Osobiste doświadczenia w terapii,
spisane przez pacjentkę.

Opisy przypadków

Bóle pleców

Moja pierwsza wizyta u pani Joli Szyszło była kilka lat temu, a związana była z dotkliwym bólem w dolnej części pleców, który uniemożliwiał mi poruszanie się, a nawet ubieranie samodzielne.


Leki przypisane mi przez lekarza przyprawiły mnie o kłopoty z kojarzeniem i koncentracją i nie pomagały na ból. Ponieważ wybieraliśmy się razem z dziećmi na letni wypoczynek w góry potrzebowałam radykalnej pomocy.


W trakcie pierwszej terapii okazało się, że duży wpływ na moje przypadłości maja moje przeżycia emocjonalne, których nigdy nie kojarzyłam ze sobą. Niestety intensywny tryb życia i bieżący stres dawały skutek uboczny w postaci gwałtownych bólów pleców i stóp.


W trakcie terapii pojawiają się nawet wspomnienia z wczesnego dzieciństwa, które skutkują w moim obecnym życiu.


Są dni, kiedy zabiegi tylko mnie wyciszają, rozluźniają i uspokajają. Czuje wtedy, iż następuje równowaga ciała i umysłu.Nazwałam to „całkowitym byciem samym ze sobą”. Są też takie dni, kiedy ciało buntuje się i są to minuty wewnętrznego niepokoju, rozterek, całkowitego wyczerpania.

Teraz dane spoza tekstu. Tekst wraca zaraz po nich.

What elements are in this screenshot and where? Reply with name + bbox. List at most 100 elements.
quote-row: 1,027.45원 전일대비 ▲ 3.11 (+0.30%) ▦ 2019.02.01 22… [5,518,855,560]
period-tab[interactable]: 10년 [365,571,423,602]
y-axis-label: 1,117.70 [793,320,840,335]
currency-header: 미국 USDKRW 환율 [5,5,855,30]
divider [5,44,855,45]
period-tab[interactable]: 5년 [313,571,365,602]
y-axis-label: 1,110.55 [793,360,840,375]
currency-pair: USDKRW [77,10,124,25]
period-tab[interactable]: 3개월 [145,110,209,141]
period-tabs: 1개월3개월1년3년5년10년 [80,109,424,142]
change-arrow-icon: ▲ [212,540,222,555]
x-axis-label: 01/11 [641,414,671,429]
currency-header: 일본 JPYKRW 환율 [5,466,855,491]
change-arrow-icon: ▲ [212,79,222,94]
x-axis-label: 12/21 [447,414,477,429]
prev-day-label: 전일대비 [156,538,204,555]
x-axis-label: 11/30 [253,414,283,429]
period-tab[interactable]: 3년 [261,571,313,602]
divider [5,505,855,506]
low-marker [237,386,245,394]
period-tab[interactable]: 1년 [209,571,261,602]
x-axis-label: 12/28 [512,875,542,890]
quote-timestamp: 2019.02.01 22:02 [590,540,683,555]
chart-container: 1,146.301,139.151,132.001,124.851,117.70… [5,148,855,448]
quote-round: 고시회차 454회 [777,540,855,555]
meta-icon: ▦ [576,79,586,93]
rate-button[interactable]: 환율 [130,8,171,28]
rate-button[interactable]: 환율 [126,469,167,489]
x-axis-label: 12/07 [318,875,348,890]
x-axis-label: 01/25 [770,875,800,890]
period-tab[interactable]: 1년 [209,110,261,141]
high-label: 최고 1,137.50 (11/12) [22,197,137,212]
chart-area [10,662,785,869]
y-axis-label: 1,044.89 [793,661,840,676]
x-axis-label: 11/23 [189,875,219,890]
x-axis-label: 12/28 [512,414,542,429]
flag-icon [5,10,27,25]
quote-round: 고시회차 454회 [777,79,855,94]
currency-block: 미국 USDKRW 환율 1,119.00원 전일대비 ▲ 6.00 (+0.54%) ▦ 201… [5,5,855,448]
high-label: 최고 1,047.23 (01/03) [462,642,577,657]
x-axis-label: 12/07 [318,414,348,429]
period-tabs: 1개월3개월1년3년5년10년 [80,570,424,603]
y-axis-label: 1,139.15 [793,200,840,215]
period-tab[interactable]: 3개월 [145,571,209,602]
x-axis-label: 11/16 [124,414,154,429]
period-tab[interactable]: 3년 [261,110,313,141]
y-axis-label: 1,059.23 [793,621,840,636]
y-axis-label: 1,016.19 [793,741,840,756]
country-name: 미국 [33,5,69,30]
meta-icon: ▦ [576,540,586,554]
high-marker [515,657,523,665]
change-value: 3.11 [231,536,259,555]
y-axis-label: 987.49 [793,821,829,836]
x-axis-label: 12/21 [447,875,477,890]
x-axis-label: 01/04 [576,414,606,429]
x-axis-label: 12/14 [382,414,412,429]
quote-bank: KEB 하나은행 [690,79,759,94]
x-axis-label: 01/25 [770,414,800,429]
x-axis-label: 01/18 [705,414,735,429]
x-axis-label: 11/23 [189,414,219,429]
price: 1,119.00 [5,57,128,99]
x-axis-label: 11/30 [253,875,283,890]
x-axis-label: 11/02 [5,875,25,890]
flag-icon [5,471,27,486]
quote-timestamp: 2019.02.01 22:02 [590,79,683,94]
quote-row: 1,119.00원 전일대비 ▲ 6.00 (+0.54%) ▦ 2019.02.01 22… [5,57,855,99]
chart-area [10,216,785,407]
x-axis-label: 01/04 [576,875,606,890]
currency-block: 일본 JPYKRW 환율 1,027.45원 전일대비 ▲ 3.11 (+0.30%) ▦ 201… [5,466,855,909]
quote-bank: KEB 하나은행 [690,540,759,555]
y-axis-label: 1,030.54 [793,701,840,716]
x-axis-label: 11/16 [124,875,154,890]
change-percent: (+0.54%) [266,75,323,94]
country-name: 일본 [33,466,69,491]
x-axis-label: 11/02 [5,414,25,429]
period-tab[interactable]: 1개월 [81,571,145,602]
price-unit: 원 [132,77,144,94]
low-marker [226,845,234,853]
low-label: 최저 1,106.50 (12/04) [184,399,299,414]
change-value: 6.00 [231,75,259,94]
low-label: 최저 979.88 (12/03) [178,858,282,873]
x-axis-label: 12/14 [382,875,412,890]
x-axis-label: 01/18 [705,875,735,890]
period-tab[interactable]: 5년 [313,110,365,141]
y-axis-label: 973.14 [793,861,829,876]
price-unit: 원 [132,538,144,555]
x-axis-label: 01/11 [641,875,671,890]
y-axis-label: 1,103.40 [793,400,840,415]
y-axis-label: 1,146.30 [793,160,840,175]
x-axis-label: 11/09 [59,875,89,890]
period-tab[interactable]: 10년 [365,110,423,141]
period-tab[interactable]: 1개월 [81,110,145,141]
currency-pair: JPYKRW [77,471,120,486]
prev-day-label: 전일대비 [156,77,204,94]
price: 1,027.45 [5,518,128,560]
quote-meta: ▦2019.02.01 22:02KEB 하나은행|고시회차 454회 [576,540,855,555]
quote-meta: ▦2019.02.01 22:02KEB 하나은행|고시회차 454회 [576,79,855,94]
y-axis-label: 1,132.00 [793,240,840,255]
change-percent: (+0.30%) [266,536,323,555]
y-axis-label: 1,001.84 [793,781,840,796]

Czasami te uczucia mijają szybko czasami równowaga przychodzi dopiero po kilku godzinach. Bywają też spotkania, podczas których wracają wspomnienia zdarzeń te, o których pamiętam i te, które dawno wyrzuciłam ze wspomnień.


Podczas ostatniej terapii byłam tak spokojna, że nie czułam strachu przed niczym. Od tej pory unikam leków p/bólowych, ale częściej odwiedzam gabinet chiropraktyka.